In my executive coaching I see plenty of folks plagued with this problem: They are smart. They have deep expertise in their field. They are competitive and are on the hunt for the next promotion. And they have an almost uncontrollable need to prove just how brilliant they are.
This compulsion can show up in many ways. Here are some of the ones I’ve seen:
- Judging (sometimes with caustic remarks, sometimes just sighing, sometimes rolling of the eyes)
- Exasperation at those who “can’t get it”
- Consuming most of the air time
- Continually reminding others of their credentials, experience and past successes
- Disdain for the current ways of doing work or ideas that are not their own
- Dismissing other points of view
- Putting others down so as to elevate themselves
Unfortunately, these actions work against them. Even when they are smart and capable and driven.
Far too often once people realize they are being diminished and have little chance to engage in a positive way, they revert to other means.
A few brave souls may push back, only to be shot down by the “smart one”, and others learn by observation that engaging directly is not the best strategy. And so meetings become dead space, where folks tune out while the “smart” one drones on. They may nod, but there is very little doing.

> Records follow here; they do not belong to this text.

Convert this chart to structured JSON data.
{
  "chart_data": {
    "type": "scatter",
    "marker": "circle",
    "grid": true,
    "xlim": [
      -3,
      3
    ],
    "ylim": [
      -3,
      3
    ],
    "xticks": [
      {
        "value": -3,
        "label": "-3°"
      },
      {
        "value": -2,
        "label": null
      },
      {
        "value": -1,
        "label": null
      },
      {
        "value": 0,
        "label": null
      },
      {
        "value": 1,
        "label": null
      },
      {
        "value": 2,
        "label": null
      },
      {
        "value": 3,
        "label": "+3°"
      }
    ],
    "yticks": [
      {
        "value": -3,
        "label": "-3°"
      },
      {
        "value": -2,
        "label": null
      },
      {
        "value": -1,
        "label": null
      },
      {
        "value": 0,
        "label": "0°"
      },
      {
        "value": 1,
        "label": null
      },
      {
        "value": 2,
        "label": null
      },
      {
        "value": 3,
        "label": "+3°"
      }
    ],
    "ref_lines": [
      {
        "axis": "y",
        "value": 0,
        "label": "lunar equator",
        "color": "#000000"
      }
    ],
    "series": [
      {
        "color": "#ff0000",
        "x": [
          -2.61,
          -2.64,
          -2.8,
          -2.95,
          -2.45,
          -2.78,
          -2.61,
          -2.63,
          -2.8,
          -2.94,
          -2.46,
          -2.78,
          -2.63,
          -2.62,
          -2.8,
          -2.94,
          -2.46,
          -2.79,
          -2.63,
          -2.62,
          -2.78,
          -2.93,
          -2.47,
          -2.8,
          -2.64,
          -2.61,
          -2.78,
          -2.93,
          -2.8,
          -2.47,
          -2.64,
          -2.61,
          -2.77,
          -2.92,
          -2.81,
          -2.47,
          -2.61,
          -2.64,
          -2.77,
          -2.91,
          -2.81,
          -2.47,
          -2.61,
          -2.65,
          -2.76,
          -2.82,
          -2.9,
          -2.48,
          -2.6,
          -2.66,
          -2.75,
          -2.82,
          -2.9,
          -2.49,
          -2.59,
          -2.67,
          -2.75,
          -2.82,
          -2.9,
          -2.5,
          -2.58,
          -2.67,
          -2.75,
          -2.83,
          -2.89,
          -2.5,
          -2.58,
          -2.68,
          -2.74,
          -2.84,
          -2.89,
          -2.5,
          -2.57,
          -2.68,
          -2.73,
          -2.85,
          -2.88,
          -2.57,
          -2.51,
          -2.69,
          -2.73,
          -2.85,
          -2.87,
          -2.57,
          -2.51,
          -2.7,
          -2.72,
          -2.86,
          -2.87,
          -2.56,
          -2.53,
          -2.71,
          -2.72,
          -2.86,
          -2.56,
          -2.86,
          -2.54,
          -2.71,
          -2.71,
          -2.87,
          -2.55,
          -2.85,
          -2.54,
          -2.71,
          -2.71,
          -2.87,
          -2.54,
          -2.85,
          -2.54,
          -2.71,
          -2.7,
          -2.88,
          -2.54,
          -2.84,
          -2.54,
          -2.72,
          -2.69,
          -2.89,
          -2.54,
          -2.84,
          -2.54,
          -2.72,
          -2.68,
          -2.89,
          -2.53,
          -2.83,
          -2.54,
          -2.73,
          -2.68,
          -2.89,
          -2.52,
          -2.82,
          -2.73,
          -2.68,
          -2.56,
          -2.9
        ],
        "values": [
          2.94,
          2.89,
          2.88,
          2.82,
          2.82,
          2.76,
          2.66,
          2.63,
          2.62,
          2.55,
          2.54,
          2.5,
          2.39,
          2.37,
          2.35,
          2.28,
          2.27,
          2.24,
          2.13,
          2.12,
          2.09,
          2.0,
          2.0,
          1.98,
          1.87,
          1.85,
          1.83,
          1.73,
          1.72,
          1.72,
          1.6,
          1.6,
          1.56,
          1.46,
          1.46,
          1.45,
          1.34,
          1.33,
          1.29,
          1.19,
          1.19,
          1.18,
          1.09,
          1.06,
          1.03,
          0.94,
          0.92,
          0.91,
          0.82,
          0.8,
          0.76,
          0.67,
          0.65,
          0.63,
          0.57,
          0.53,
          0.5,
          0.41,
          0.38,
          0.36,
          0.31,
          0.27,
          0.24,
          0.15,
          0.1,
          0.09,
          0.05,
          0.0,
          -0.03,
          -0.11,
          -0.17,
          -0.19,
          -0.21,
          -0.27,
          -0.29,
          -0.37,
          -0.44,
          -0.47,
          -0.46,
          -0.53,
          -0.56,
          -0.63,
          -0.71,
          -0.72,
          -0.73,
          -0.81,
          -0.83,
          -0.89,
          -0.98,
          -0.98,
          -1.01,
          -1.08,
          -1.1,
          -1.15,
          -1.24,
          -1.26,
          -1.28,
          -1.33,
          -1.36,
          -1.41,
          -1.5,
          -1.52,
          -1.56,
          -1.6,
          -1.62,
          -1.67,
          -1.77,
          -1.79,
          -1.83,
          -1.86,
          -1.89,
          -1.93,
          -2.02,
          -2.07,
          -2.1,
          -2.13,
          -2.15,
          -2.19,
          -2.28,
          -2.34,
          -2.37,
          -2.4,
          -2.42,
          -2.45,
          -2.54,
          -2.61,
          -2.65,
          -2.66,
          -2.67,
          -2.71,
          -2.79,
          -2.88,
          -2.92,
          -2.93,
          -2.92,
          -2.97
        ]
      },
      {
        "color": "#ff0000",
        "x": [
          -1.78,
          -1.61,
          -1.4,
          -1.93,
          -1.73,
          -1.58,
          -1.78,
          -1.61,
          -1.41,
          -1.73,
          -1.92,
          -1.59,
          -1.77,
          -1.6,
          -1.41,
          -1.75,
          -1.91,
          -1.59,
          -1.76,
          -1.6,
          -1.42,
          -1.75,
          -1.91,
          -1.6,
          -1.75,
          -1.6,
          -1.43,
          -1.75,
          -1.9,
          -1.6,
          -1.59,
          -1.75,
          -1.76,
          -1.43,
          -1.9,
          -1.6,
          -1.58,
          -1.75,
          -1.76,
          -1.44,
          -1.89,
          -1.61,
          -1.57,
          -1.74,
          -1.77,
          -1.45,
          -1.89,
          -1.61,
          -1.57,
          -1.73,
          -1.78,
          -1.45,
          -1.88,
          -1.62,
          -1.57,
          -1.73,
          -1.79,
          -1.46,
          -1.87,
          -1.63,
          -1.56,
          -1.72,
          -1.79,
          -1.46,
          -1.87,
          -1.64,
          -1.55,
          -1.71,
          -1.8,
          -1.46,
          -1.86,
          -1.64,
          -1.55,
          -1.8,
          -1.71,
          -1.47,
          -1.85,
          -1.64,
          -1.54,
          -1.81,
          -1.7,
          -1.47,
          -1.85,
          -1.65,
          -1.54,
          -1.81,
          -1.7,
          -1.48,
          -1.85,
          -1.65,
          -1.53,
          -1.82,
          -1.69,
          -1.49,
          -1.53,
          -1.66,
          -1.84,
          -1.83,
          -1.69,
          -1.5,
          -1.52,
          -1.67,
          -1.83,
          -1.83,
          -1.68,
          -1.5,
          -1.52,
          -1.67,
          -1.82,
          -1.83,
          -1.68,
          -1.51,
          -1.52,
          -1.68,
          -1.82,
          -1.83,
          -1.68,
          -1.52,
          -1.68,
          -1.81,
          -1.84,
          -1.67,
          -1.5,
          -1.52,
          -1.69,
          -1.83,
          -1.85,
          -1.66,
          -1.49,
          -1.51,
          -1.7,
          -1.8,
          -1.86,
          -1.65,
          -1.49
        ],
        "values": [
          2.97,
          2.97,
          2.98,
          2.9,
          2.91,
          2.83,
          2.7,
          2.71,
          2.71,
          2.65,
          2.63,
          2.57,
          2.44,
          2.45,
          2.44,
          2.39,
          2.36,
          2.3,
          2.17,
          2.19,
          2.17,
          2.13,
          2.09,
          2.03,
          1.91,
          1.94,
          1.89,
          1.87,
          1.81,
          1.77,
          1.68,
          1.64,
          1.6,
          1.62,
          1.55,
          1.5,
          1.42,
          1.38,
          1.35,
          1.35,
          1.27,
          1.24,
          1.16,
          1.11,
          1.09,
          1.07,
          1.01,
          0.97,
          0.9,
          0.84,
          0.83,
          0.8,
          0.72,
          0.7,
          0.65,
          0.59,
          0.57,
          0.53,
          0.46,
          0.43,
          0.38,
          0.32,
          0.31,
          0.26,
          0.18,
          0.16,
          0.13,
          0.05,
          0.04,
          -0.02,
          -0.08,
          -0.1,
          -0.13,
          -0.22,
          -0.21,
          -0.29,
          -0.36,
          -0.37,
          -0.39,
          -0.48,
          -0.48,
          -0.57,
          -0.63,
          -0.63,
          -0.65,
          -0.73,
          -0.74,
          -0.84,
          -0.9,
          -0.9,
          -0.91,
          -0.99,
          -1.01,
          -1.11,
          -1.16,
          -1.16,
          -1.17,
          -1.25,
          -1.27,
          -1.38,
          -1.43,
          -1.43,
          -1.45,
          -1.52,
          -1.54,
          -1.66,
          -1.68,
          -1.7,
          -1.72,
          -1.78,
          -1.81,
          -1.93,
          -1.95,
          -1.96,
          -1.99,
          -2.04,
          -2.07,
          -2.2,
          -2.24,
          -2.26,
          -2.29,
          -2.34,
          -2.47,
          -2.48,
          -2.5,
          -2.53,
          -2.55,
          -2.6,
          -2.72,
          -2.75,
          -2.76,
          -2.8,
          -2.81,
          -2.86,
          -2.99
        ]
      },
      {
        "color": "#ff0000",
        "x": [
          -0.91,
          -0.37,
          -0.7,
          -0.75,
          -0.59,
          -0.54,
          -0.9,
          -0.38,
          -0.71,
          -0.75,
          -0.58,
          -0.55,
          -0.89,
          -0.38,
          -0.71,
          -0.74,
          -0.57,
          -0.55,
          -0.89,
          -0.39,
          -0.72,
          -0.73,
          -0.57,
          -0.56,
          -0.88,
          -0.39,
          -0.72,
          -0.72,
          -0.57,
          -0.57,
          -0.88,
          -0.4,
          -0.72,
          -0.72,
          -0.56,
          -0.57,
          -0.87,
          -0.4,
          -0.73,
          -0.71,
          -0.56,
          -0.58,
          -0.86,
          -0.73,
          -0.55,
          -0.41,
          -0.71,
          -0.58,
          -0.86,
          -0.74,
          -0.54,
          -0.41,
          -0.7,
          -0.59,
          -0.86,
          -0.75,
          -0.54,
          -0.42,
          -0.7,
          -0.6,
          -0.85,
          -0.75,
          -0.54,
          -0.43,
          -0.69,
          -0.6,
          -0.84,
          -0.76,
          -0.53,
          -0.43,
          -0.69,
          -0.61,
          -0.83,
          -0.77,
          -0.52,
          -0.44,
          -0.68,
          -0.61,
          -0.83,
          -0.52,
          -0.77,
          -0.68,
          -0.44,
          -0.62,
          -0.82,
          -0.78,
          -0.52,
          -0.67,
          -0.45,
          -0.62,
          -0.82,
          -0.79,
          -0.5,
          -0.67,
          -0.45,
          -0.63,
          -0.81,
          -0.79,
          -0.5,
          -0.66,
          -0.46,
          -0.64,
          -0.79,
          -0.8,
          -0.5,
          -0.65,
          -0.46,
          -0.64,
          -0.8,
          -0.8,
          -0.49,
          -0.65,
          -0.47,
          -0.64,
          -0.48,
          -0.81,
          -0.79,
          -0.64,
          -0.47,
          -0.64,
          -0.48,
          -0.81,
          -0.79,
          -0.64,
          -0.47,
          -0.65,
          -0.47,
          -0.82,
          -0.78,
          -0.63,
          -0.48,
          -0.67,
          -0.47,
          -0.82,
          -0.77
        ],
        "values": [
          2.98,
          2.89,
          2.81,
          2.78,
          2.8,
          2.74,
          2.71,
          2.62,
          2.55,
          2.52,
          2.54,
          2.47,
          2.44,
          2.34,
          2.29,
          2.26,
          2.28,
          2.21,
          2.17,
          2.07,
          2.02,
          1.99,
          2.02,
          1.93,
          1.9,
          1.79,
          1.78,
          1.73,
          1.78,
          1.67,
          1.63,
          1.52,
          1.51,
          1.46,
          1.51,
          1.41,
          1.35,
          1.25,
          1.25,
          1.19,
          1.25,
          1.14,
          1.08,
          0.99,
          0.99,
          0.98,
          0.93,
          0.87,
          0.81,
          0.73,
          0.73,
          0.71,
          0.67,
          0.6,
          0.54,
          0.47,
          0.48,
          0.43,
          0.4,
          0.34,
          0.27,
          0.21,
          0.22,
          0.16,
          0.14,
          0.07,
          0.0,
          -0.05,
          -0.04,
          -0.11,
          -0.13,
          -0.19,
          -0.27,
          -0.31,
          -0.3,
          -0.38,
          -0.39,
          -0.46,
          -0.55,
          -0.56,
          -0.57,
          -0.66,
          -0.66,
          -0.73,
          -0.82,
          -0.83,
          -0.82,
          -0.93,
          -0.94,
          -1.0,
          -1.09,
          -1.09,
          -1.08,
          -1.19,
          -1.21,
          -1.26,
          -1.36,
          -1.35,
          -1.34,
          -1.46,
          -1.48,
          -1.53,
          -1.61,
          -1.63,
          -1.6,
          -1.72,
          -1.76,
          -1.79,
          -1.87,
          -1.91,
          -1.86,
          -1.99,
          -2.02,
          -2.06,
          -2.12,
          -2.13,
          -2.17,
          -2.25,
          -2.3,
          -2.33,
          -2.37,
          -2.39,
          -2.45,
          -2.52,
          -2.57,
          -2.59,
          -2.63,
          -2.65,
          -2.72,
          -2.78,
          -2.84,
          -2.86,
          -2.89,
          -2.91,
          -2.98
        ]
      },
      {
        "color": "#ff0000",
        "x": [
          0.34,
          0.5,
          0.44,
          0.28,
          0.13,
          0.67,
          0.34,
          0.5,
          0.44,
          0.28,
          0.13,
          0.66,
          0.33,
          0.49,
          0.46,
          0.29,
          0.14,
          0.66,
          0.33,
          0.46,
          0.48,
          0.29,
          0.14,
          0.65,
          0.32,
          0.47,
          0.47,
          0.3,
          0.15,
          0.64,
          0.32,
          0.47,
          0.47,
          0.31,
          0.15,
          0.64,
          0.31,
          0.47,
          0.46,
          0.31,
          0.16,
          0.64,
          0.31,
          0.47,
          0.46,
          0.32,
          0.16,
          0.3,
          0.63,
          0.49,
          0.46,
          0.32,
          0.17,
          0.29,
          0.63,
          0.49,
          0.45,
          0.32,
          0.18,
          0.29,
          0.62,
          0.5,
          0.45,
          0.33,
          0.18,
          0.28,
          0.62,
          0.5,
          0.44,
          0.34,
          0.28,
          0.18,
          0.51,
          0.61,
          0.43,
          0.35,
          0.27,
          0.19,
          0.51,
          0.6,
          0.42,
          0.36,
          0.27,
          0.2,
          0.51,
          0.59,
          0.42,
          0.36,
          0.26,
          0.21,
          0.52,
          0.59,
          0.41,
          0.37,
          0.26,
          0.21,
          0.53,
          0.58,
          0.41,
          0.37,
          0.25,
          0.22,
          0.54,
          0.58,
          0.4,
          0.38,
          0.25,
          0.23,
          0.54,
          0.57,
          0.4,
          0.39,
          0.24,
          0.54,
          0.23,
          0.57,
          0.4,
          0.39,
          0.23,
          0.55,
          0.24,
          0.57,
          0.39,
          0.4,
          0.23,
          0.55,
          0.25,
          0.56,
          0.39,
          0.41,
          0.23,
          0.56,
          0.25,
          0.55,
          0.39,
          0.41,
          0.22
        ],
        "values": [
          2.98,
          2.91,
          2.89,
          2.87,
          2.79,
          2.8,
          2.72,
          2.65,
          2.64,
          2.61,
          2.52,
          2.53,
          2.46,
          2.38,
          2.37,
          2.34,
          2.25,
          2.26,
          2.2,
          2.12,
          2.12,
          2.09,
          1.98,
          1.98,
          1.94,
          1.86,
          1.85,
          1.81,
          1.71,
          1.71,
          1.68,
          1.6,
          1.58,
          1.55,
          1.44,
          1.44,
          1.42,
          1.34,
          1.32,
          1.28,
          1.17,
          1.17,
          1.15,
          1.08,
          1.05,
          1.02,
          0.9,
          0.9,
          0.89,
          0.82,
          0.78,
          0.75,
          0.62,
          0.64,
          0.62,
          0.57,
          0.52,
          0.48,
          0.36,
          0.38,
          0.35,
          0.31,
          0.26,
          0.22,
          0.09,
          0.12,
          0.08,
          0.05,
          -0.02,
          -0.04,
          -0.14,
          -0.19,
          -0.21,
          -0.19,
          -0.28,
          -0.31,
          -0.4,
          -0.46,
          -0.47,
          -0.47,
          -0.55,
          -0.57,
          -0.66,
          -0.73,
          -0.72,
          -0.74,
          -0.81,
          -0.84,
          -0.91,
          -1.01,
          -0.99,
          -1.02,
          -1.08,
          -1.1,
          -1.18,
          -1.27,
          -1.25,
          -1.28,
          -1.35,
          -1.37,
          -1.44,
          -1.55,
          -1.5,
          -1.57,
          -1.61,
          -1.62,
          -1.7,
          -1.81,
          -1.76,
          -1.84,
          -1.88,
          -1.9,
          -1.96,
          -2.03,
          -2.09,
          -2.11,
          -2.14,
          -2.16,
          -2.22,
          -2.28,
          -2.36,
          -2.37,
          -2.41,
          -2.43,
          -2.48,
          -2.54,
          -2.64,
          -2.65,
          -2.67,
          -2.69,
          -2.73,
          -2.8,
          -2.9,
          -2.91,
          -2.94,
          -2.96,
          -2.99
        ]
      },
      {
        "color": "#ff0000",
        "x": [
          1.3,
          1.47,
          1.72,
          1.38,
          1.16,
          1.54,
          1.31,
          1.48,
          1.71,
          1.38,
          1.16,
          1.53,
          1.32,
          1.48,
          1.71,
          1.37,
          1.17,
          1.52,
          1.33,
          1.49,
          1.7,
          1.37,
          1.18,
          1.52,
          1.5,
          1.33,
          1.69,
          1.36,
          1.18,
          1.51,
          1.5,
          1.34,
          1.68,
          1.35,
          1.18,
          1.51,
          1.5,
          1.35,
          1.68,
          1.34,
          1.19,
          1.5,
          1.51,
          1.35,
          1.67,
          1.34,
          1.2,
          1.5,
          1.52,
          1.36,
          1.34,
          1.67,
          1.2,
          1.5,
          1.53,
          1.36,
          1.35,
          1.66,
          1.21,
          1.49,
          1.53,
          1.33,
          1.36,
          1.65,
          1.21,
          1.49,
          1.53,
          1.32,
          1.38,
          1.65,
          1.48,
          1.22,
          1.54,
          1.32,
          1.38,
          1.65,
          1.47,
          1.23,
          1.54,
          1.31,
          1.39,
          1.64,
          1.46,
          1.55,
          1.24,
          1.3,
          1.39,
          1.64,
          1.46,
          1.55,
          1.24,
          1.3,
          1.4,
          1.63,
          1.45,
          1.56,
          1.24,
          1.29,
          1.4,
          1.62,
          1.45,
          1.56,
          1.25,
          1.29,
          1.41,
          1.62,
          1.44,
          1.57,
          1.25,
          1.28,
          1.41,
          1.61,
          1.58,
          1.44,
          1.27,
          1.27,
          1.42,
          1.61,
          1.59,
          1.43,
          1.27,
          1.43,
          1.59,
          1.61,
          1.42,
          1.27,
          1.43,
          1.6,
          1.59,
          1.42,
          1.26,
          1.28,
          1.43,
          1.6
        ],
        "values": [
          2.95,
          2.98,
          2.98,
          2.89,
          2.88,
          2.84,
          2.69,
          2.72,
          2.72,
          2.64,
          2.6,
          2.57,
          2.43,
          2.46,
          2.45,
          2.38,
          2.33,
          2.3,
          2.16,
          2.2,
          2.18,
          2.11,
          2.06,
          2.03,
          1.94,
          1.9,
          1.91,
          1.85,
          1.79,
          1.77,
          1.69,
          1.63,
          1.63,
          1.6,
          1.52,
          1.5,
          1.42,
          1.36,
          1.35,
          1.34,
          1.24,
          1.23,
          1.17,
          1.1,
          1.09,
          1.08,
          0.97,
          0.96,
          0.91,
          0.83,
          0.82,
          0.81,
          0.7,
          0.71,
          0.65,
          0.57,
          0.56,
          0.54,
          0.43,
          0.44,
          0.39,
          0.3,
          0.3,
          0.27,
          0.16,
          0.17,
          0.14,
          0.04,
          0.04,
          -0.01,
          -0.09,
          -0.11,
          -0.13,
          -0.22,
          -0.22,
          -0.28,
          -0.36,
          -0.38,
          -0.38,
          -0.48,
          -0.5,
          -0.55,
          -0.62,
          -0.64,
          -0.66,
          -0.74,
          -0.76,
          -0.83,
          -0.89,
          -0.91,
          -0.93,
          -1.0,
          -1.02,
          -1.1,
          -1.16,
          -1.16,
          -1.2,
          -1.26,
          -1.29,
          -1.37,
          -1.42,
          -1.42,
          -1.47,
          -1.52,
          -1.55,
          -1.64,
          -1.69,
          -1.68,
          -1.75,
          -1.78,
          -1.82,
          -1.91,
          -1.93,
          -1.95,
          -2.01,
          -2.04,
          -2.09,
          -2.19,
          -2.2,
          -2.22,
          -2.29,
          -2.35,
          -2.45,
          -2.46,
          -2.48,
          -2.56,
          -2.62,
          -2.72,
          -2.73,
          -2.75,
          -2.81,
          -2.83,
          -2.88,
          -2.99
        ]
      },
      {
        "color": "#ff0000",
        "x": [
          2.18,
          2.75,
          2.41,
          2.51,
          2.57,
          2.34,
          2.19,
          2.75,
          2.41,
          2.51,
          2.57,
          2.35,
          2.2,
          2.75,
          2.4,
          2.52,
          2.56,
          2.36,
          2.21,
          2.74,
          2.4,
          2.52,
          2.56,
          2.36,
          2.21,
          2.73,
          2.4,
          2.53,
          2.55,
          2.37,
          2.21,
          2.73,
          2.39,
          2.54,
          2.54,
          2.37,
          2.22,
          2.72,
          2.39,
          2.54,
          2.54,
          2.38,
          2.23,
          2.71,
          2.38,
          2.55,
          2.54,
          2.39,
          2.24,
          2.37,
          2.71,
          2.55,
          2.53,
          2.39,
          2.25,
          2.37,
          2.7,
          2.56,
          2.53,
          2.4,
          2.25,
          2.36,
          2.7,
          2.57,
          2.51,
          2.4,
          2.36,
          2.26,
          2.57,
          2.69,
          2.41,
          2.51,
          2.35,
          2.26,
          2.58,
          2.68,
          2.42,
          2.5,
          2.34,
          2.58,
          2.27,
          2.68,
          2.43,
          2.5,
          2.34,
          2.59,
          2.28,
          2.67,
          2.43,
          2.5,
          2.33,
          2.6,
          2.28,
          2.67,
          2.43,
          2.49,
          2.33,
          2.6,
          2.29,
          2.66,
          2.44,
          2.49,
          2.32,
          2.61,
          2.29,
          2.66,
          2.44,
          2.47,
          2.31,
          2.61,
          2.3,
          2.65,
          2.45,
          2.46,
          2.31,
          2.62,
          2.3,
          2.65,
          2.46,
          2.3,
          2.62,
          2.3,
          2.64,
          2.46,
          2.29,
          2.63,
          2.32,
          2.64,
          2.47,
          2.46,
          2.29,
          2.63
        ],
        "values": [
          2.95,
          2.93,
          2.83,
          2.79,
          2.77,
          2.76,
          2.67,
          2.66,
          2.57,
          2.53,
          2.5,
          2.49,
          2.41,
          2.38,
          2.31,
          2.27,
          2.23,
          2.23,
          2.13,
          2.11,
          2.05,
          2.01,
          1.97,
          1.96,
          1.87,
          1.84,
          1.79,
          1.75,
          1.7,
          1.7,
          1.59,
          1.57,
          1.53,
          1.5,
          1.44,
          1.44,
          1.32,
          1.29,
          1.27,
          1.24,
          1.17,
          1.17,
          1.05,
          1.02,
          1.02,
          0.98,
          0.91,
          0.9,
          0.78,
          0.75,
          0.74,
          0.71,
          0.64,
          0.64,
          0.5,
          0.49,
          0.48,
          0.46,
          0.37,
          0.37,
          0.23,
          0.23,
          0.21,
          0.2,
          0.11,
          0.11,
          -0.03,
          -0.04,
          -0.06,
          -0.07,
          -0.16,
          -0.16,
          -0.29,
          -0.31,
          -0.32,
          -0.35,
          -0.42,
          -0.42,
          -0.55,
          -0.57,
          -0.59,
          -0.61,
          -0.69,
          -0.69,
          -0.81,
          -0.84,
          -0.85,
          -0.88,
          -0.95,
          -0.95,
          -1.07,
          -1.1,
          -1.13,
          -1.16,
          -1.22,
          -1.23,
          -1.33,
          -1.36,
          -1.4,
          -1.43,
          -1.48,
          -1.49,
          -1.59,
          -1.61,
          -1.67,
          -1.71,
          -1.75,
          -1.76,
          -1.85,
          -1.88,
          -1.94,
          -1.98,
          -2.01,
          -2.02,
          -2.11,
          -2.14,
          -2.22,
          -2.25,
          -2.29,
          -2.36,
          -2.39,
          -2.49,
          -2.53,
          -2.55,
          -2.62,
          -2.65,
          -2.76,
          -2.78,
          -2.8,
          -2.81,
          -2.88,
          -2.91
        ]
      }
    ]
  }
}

Passive aggressive behavior surfaces, with the goal being to show “the smart one” that they are not so smart after all.
The “smart” one is so self-absorbed that trust is virtually impossible to achieve. Credibility suffers. Even if the “smart” one has a good solution, they lack the buy-in for their ideas and solutions so the chance for success diminishes. No one is willing to challenge, so critical information doesn’t surface. Ideas don’t improve. Energy is sapped.
Contrast that to folks that are more wise than smart. Those that are wise deeply know some universal truths:
- That they may be really smart in some ways, but that there are others in the room that are smarter in other ways
- That teaching, not preaching, moves the group forward
- That trust trumps respect – and you don’t earn trust by grandstanding
- That creating connection and safety is what enables others to open up enough to bring forward good ideas and to push back when needed
Concerned you might tilt more toward smart than wise? If so, self-awareness and self-monitoring are key. Paying attention to:
- Your talk/listen ratio
- Your comfort with others adding to your ideas
- Your willingness to accept constructive challenges
- Your inner voice
- Other’s reactions to your comments and ideas
- The energy in the room
A great rule of thumb: When in doubt, just shut up and listen. Really listen. You may be surprised at what happens. Chances are, by allowing others to show their brilliance, yours too will be seen.